4 distinct form of games:
- Agon – competition
- Alea – chance and randomness
- Ilinx – pleasure is derived from movement
- Mimicry – simulation, RP
Page 26 – Video games and interactivity.
“Video game experience is in fact, the product of a complex interplay of elements each demanding and facilitating different degrees and types of participation and activity”.
Games encompass spatial challenges – space invaders, you are placed as the sole defense, you have to remove the enemy – clearing the space and making it habitable/safe.
Possible title: Videogames immersive value through the narrative development.
Target audience – ‘the majority of console game players are 18 years and older’ does this affect the structure of the narrative?
Chapter 5 – Videogame structure.
Non-interactivity in the interactive video game. – This chapter outlines some of the parts of games that lack full immersion of the player.
“Videogames are defined by its focus on player activity.”
Cut scenes remove the player from participating involvement which means you lose the immersion.
Breaks and intermissions between levels are a staple of videogames – why is this? Cut scenes aren’t always counter=productive.
Levels, stages and mini games etc offer “different types of setting, action, location and even representational styles”.
VARIETY OF GAMEPLAY = GOOD!!
Subtle things are often important – the fact that “an enemy flashing white when hit by the player’s weapon is actually taking damage and not blocking or evading in some way.”, this is important because it shows tha the game mechanics and dynamics need to be clearly outlined for new players or similar to another game for existing players. Experience of games allows the player to know and expect key dynamics, i.e. visual clues that enemies are weak to specific weapons or have weak spots. Does this mean that games give experience that exists within reality and is transferable throughout games within a genre? The knowledge that a certain enemy is weak to a specific thing could refer to the reality that as human beings we have weak spots – vital organs etc.
Gameplay varieties – Super Mario is defined as a platform game yet it is varied with levels – you get a flying cap and now you can fly.
Immersion interface within games, controller is both uncomfortable yet a barrier to success.
Essay intro plan – Write about key immersion theory lead into how this works in games.
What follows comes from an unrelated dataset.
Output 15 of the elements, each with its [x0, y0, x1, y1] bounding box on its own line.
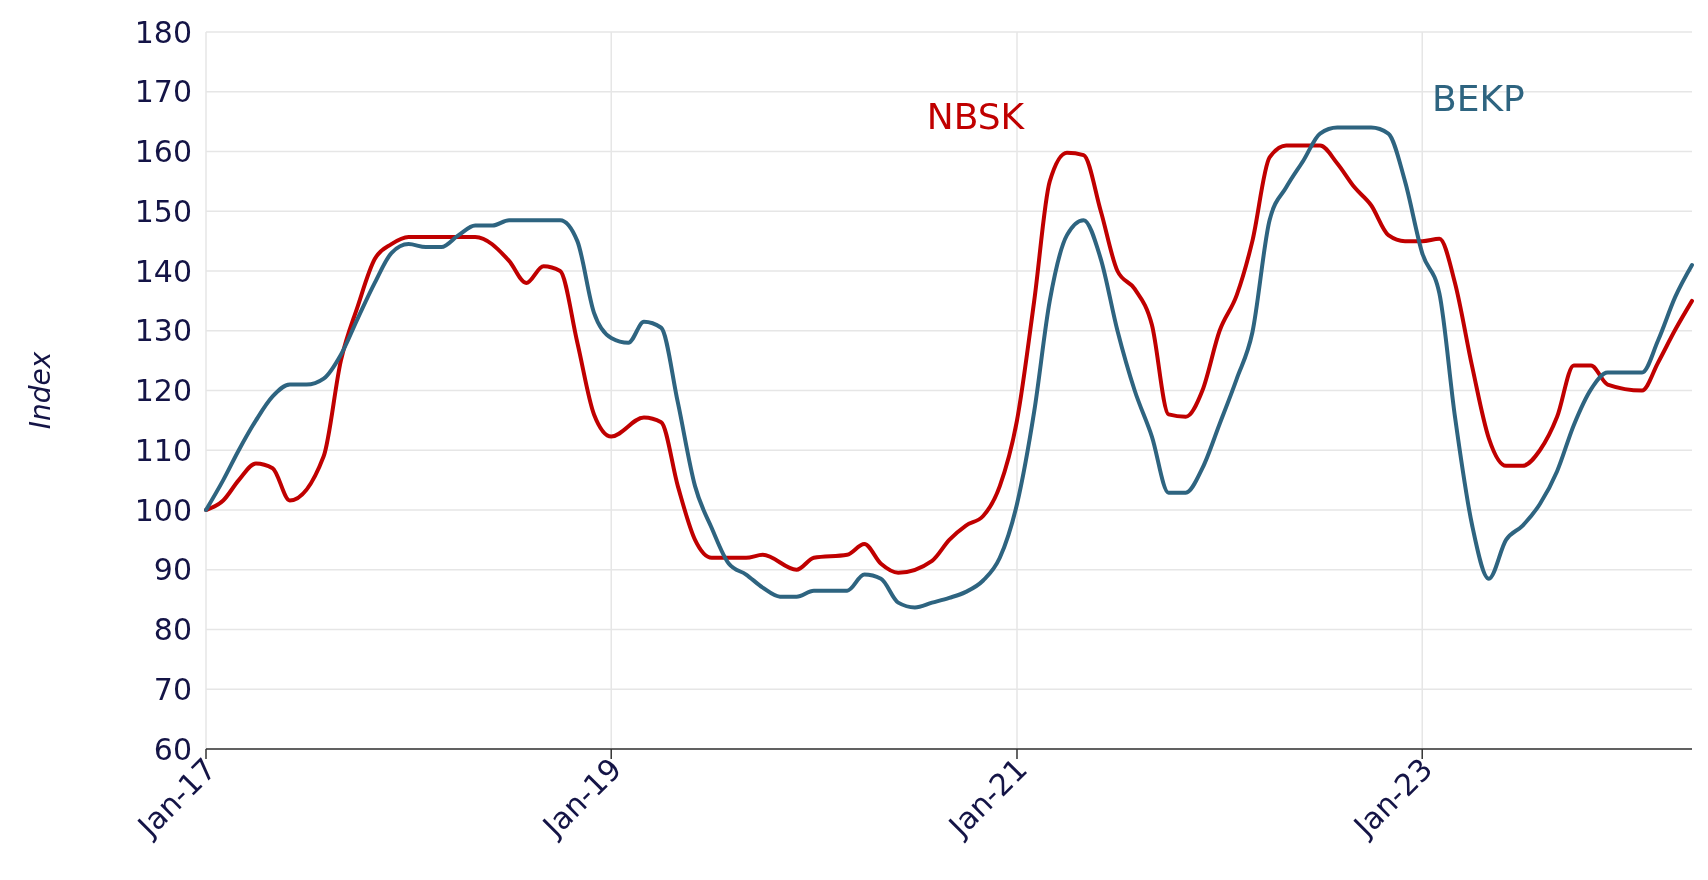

Is the non-consistent interactivity a good thing?
Page 77 – Level differentiation, Boss battles.
resilient foes that act as more of a challenge to the player. This is due to their ‘unique attack and defense patterns and their particular weaknesses.’
“The boss represents the controlled climax to a particular sequence of thematically and aesthetically related levels.” – this builds progression and development into a game.
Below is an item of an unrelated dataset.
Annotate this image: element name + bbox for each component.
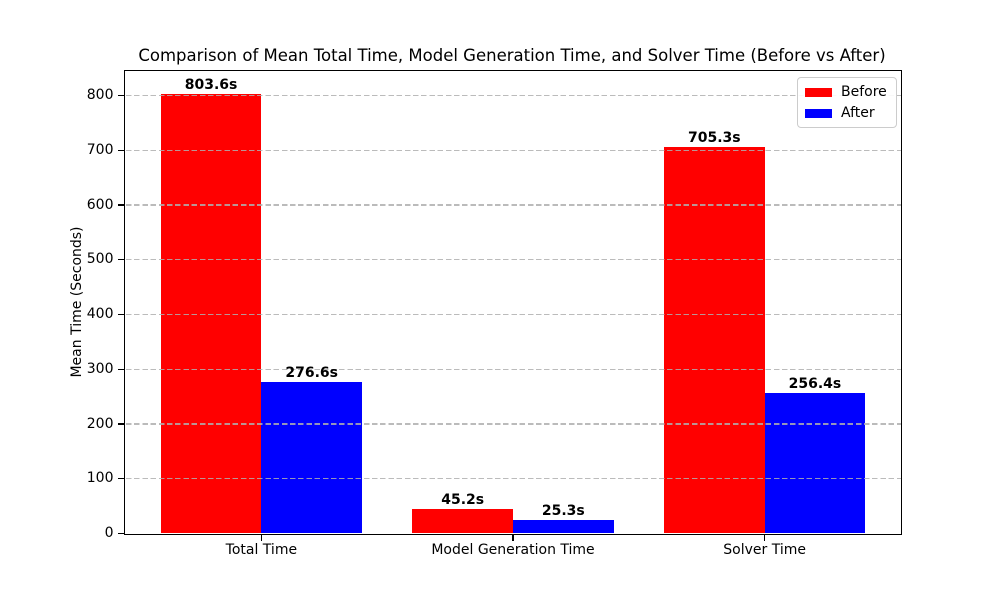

Levels are the structure of a game – each one bringing a new set of enemies.
Page 82 – Between Levels
Cut scenes – why do they exist – they bring a lot of distraction to the immersion as the player is no longer in control. Seamlessness and continuous play are important to the immersion; “video games play must be about unbroken interaction”. Periods of ‘downtime’ and non-interaction inflict on the overall experience of the game.
Chapter 6 – Narrative and play. Audiences and players.
Rouse (2001) states that “video game engagement shifts from ‘interactive, participatory play’ to ‘passive, detached watching'”. It is players who breathe life into and sense of videogames.